Freedom of religion comes among the top on the list of fundamental human rights. This course is designed to help students with understanding the basic concepts pertaining to religious freedom, toleration, and separation of church and state.

The focus is less on the contemporary jurisprudence of the First Amendment religion clause issues in America, and more on the theoretical analysis of the principles that emerged during the early debates preceding the American constitutional expression. The seventeenth-century debate over conscience and community, however remote it may seem, does provide the frame of reference that is surprizingly relevant today.

During the course, students may encounter challenges to their own preconception about the universal and almost confessional status of liberalism and toleration as its core belief. The seemingly necessary connection between liberalism and toleration, and conversely, conservatism and intolerance, will have to come under scrutiny.

Depending on class composition, the transcultural and indeed transreligious applicability of these prevailing concepts may become a theme for discussion.


ICU Library has a copy each of these books. You may also want to purchase them via internet.


4/14 Introduction
5/5 No class (National Holiday)
5/19 No class (New-Student Retreat)
6/16 Lecture by Leo Ribuffo (George Washington University) at ICU
6/23 (Makeup) Conference and Lecture by John Witte, Jr., at Seigakuin University, Tokyo


  1. Please do not miss the first day of the class (April 14). Depending on the class composition, we will determine the focus of the class, assign the readings, and schedule the presentations. All students interested in taking the course should attend.

  2. Keep up with the reading assignment in order to participate in and enjoy class discussions. Come prepared with questions and comments.

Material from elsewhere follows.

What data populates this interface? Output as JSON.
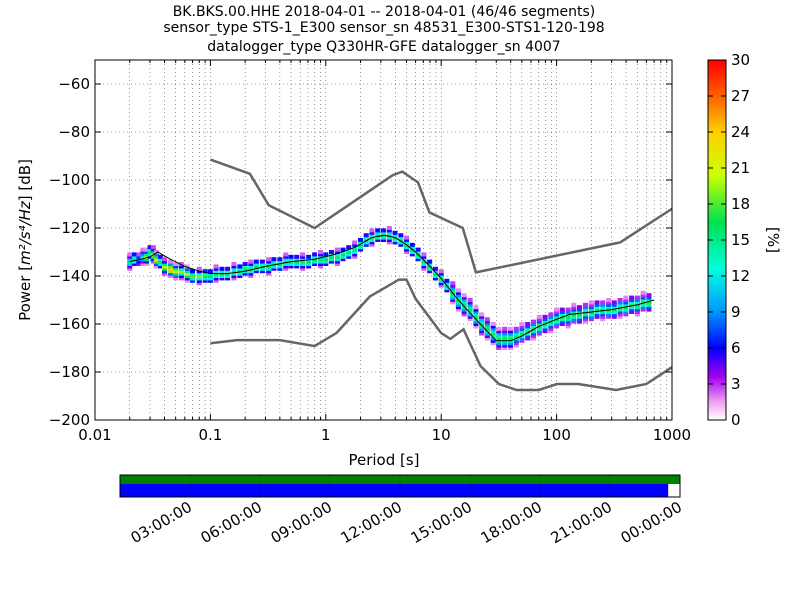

  3. Each student will be asked to make a presentation on a subject carefully selected in consultation with the instructor. Handout materials should be xeroxed for all class members. Your presentation will be considered successful if it generates informed discussion among participants.

  4. A final paper of 10 to 15 pages, double-spaced, is required. Incorporate the lecture content and classroom discussion. You may either refine your class presentation or redefine your topic entirely. Due will be announced later.


Presentation (30%), contribution to class discussion (20%) and final paper (50%).